The incircle $T$ of the scalene $\triangle ABC$ touches $BC$ at $D$, $CA$ at $E$ and $AB$ at $F$. lf $R_1$ be the radius of the circle inside $\triangle ABC$ which is tangent to $T$ and the sides $AB$ and $AC$. Define $R_2$ and $R_3$ similarly. If $R_1=16$, $R_2=25$, $R_3=36$, determine radius of $T$.
My Effort I tried drawing diagram but felt completely clue-less.

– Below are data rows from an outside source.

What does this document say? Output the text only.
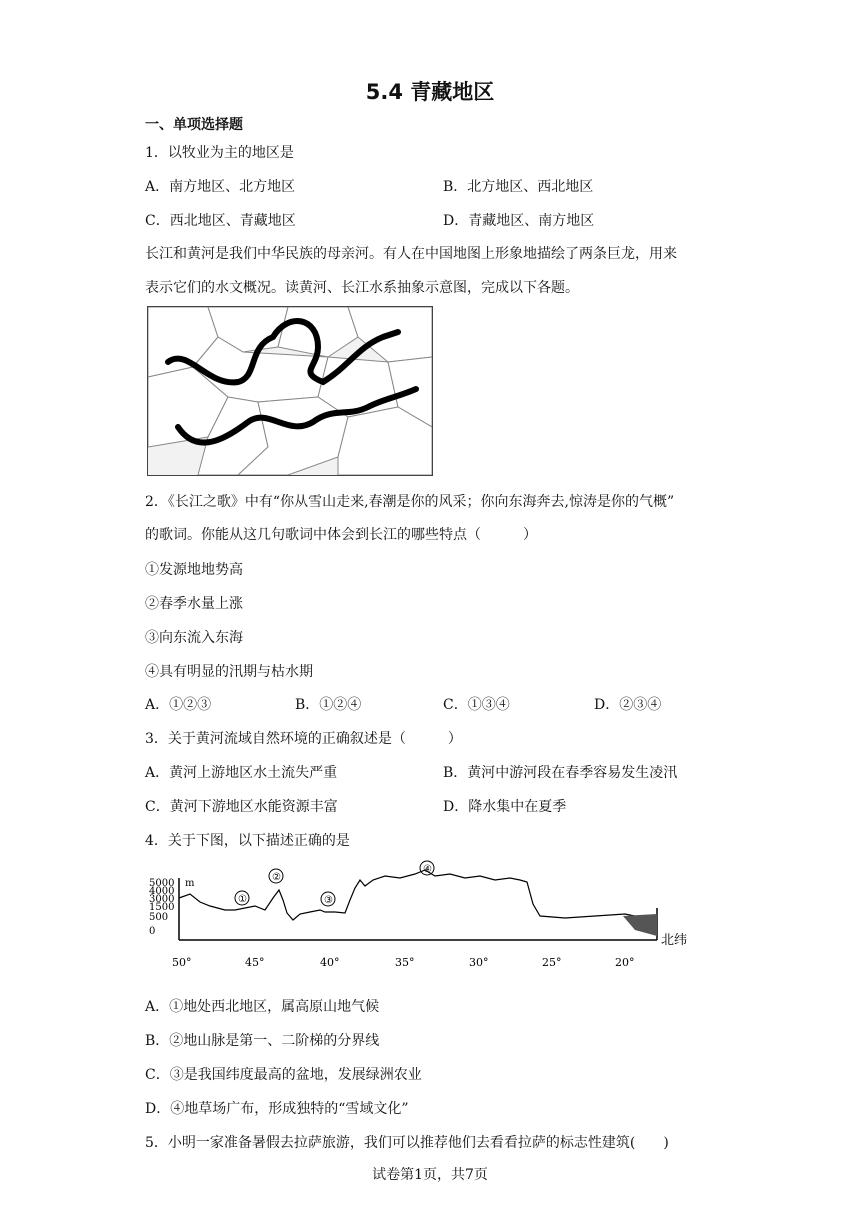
5.4 青藏地区
一、单项选择题
1．以牧业为主的地区是
A．南方地区、北方地区	B．北方地区、西北地区
C．西北地区、青藏地区	D．青藏地区、南方地区
长江和黄河是我们中华民族的母亲河。有人在中国地图上形象地描绘了两条巨龙，用来
表示它们的水文概况。读黄河、长江水系抽象示意图，完成以下各题。
2．《长江之歌》中有“你从雪山走来,春潮是你的风采；你向东海奔去,惊涛是你的气概”
的歌词。你能从这几句歌词中体会到长江的哪些特点（　　　）
①发源地地势高
②春季水量上涨
③向东流入东海
④具有明显的汛期与枯水期
A．①②③	B．①②④	C．①③④	D．②③④
3．关于黄河流域自然环境的正确叙述是（　　　）
A．黄河上游地区水土流失严重	B．黄河中游河段在春季容易发生凌汛
C．黄河下游地区水能资源丰富	D．降水集中在夏季
4．关于下图，以下描述正确的是
5000
4000
3000
1500
500
0
m
①
②
③
④
50°	45°	40°	35°	30°	25°	20°
北纬
A．①地处西北地区，属高原山地气候
B．②地山脉是第一、二阶梯的分界线
C．③是我国纬度最高的盆地，发展绿洲农业
D．④地草场广布，形成独特的“雪域文化”
5．小明一家准备暑假去拉萨旅游，我们可以推荐他们去看看拉萨的标志性建筑(　　)
试卷第1页，共7页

It's quite easy to show that if $R$ is the radius of $T$, $$\sin\frac A2=\frac{R-16}{R+16}$$ $$\sin\frac B2=\frac{R-25}{R+25}$$ $$\sin\frac C2=\frac{R-36}{R+36}$$ We may now use the following identity since $A+B+C=\pi$: $$\sin^2\frac A2+\sin^2\frac B2+\sin^2\frac C2+2\sin\frac A2\sin\frac B2\sin\frac C2=1$$ Substituting the expressions for $\sin\frac X2$ in terms of $R$ and solving the resulting equation yields the only positive solution as $R=74$.
More generally, if $R_1=a^2$, $R_2=b^2$ and $R_3=c^2$ then $R=ab+bc+ca$.